Proses penciptaan tari, ujarnya, melibatkan pengalaman yang holistis. Intuisi, kreativitas, dan insting merupakan kompetensi utama yang melandasi seluruh praksis dan pengetahuan yang dibutuhkan dalam proses menata tari.
Metode penelitian yang ia lakukan bersifat kualitatif filosofis yang secara khusus menggali nilai-nilai eksistensial dan estetis tari tersebut sebagai objek material.
Investigasi kerja artistik dan analisis intertekstual kepustakaan dilakukan dalam alur hemeneutis hermeneutika HG Gadamer, dengan unsur-unsur metodis interpretasi, lingkaran hermeneutis, holistika, kesinambungan historis, komparasi, dan heuristika.

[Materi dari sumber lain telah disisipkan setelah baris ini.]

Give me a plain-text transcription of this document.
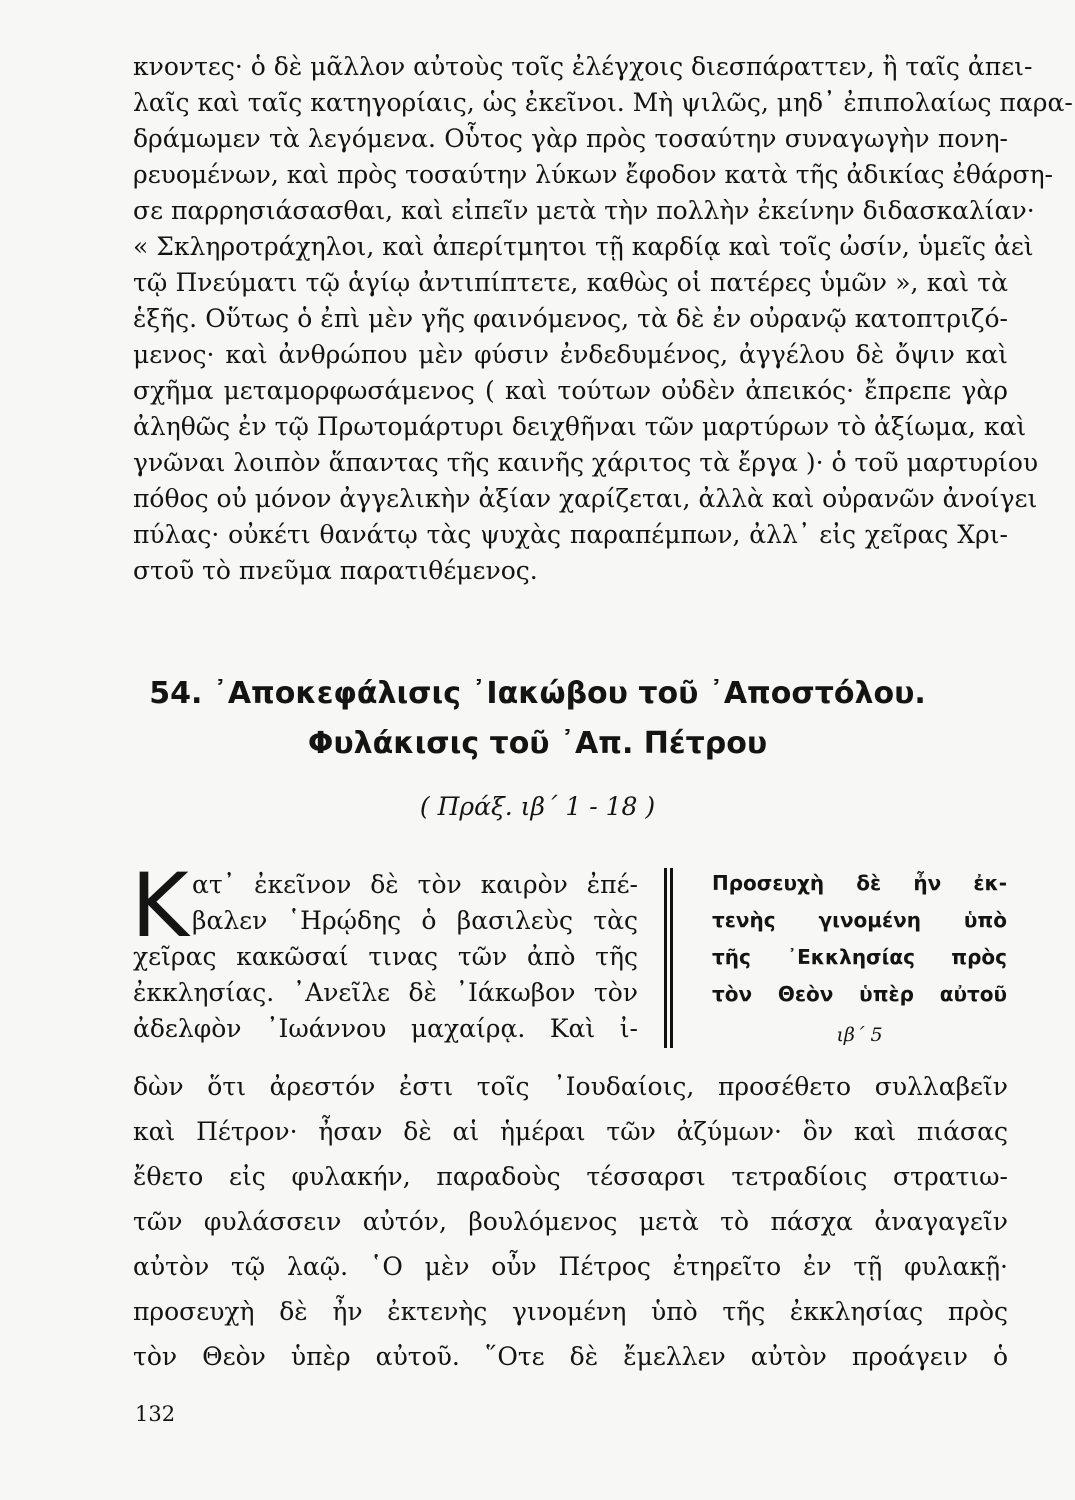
κνοντες· ὁ δὲ μᾶλλον αὐτοὺς τοῖς ἐλέγχοις διεσπάραττεν, ἢ ταῖς ἀπει-
λαῖς καὶ ταῖς κατηγορίαις, ὡς ἐκεῖνοι. Μὴ ψιλῶς, μηδ᾿ ἐπιπολαίως παρα-
δράμωμεν τὰ λεγόμενα. Οὗτος γὰρ πρὸς τοσαύτην συναγωγὴν πονη-
ρευομένων, καὶ πρὸς τοσαύτην λύκων ἔφοδον κατὰ τῆς ἀδικίας ἐθάρση-
σε παρρησιάσασθαι, καὶ εἰπεῖν μετὰ τὴν πολλὴν ἐκείνην διδασκαλίαν·
« Σκληροτράχηλοι, καὶ ἀπερίτμητοι τῇ καρδίᾳ καὶ τοῖς ὠσίν, ὑμεῖς ἀεὶ
τῷ Πνεύματι τῷ ἁγίῳ ἀντιπίπτετε, καθὼς οἱ πατέρες ὑμῶν », καὶ τὰ
ἑξῆς. Οὕτως ὁ ἐπὶ μὲν γῆς φαινόμενος, τὰ δὲ ἐν οὐρανῷ κατοπτριζό-
μενος· καὶ ἀνθρώπου μὲν φύσιν ἐνδεδυμένος, ἀγγέλου δὲ ὄψιν καὶ
σχῆμα μεταμορφωσάμενος ( καὶ τούτων οὐδὲν ἀπεικός· ἔπρεπε γὰρ
ἀληθῶς ἐν τῷ Πρωτομάρτυρι δειχθῆναι τῶν μαρτύρων τὸ ἀξίωμα, καὶ
γνῶναι λοιπὸν ἅπαντας τῆς καινῆς χάριτος τὰ ἔργα )· ὁ τοῦ μαρτυρίου
πόθος οὐ μόνον ἀγγελικὴν ἀξίαν χαρίζεται, ἀλλὰ καὶ οὐρανῶν ἀνοίγει
πύλας· οὐκέτι θανάτῳ τὰς ψυχὰς παραπέμπων, ἀλλ᾿ εἰς χεῖρας Χρι-
στοῦ τὸ πνεῦμα παρατιθέμενος.
54. ᾿Αποκεφάλισις ᾿Ιακώβου τοῦ ᾿Αποστόλου.
Φυλάκισις τοῦ ᾿Απ. Πέτρου
( Πράξ. ιβ΄ 1 - 18 )
Κ ατ᾿ ἐκεῖνον δὲ τὸν καιρὸν ἐπέ-
βαλεν ῾Ηρῴδης ὁ βασιλεὺς τὰς
χεῖρας κακῶσαί τινας τῶν ἀπὸ τῆς
ἐκκλησίας. ᾿Ανεῖλε δὲ ᾿Ιάκωβον τὸν
ἀδελφὸν ᾿Ιωάννου μαχαίρᾳ. Καὶ ἰ-
Προσευχὴ δὲ ἦν ἐκ-
τενὴς γινομένη ὑπὸ
τῆς ᾿Εκκλησίας πρὸς
τὸν Θεὸν ὑπὲρ αὐτοῦ
ιβ΄ 5
δὼν ὅτι ἀρεστόν ἐστι τοῖς ᾿Ιουδαίοις, προσέθετο συλλαβεῖν
καὶ Πέτρον· ἦσαν δὲ αἱ ἡμέραι τῶν ἀζύμων· ὃν καὶ πιάσας
ἔθετο εἰς φυλακήν, παραδοὺς τέσσαρσι τετραδίοις στρατιω-
τῶν φυλάσσειν αὐτόν, βουλόμενος μετὰ τὸ πάσχα ἀναγαγεῖν
αὐτὸν τῷ λαῷ. ῾Ο μὲν οὖν Πέτρος ἐτηρεῖτο ἐν τῇ φυλακῇ·
προσευχὴ δὲ ἦν ἐκτενὴς γινομένη ὑπὸ τῆς ἐκκλησίας πρὸς
τὸν Θεὸν ὑπὲρ αὐτοῦ. ῞Οτε δὲ ἔμελλεν αὐτὸν προάγειν ὁ
132
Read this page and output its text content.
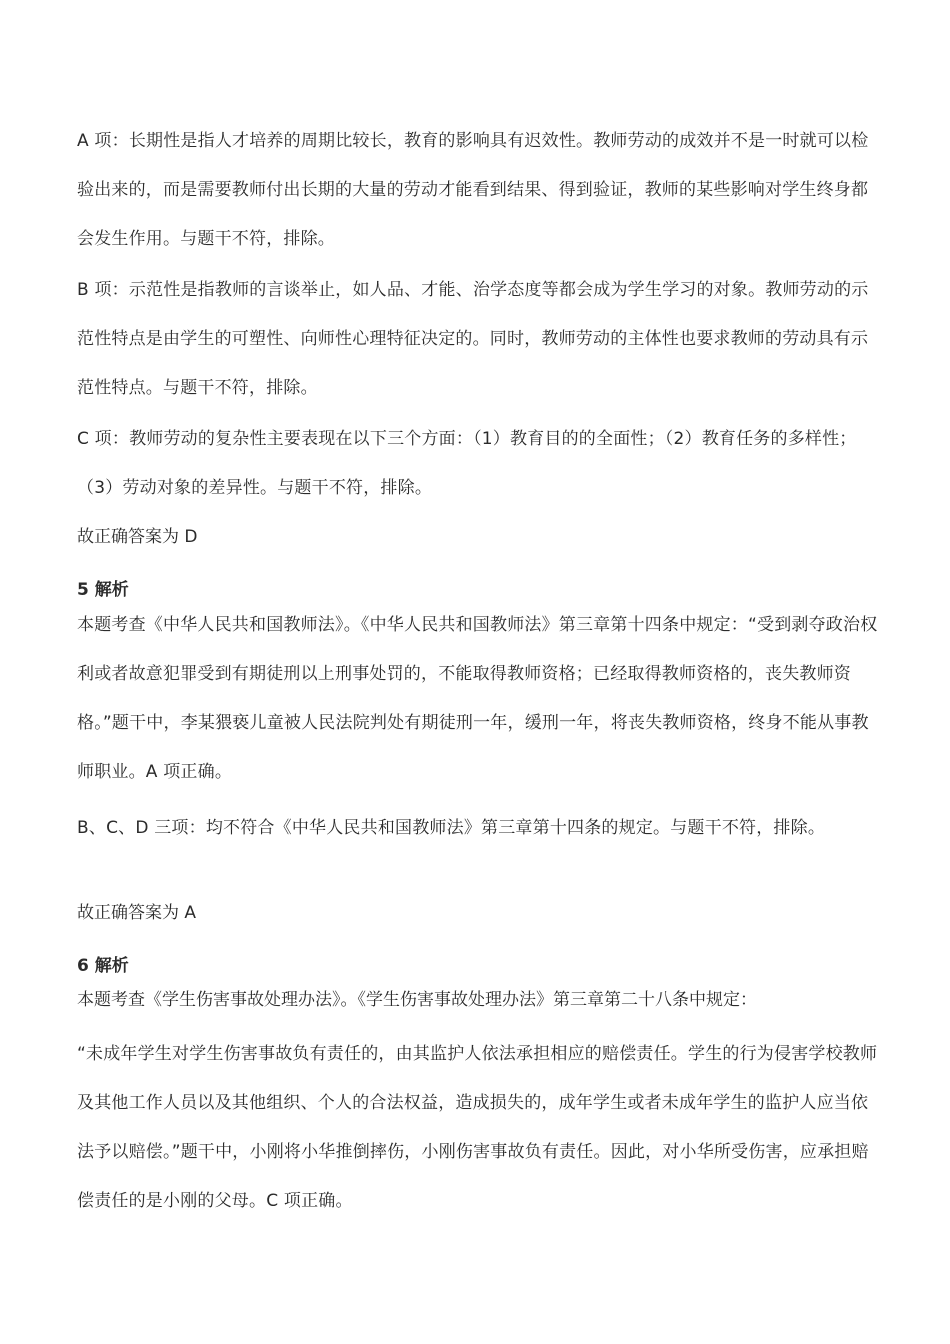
A 项：长期性是指人才培养的周期比较长，教育的影响具有迟效性。教师劳动的成效并不是一时就可以检验出来的，而是需要教师付出长期的大量的劳动才能看到结果、得到验证，教师的某些影响对学生终身都会发生作用。与题干不符，排除。

B 项：示范性是指教师的言谈举止，如人品、才能、治学态度等都会成为学生学习的对象。教师劳动的示范性特点是由学生的可塑性、向师性心理特征决定的。同时，教师劳动的主体性也要求教师的劳动具有示范性特点。与题干不符，排除。

C 项：教师劳动的复杂性主要表现在以下三个方面：（1）教育目的的全面性；（2）教育任务的多样性；（3）劳动对象的差异性。与题干不符，排除。

故正确答案为 D

5 解析

本题考查《中华人民共和国教师法》。《中华人民共和国教师法》第三章第十四条中规定：“受到剥夺政治权利或者故意犯罪受到有期徒刑以上刑事处罚的，不能取得教师资格；已经取得教师资格的，丧失教师资格。”题干中，李某猥亵儿童被人民法院判处有期徒刑一年，缓刑一年，将丧失教师资格，终身不能从事教师职业。A 项正确。

B、C、D 三项：均不符合《中华人民共和国教师法》第三章第十四条的规定。与题干不符，排除。

故正确答案为 A

6 解析

本题考查《学生伤害事故处理办法》。《学生伤害事故处理办法》第三章第二十八条中规定：

“未成年学生对学生伤害事故负有责任的，由其监护人依法承担相应的赔偿责任。学生的行为侵害学校教师及其他工作人员以及其他组织、个人的合法权益，造成损失的，成年学生或者未成年学生的监护人应当依法予以赔偿。”题干中，小刚将小华推倒摔伤，小刚伤害事故负有责任。因此，对小华所受伤害，应承担赔偿责任的是小刚的父母。C 项正确。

“Perpaduan cakrawala di dalam proses dialektika memahami Bedoyo-Legong Calonarang memungkinkan tiga aspek penting dari subjektivitas muncul, yaitu refleksi untuk mencapai pengetahuan diri, perwujudan untuk mempersonalisasikan pengetahuan diri ke pembentukan karakter yang berbeda, dan sosialisasi melalui tradisi,” terang pengajar di Fakultas Sastra dan Budaya, Universitas Negeri Gorontalo ini.
Bedoyo-Legong Calonarang secara analogis ia sebut sebagai kendaraan dan ruang yang mengaitkan jenis subjektivitas untuk meliputi penggabungan cakrawala pengetahuan dari masa lalu, dengan cakrawala perspektif masa kini.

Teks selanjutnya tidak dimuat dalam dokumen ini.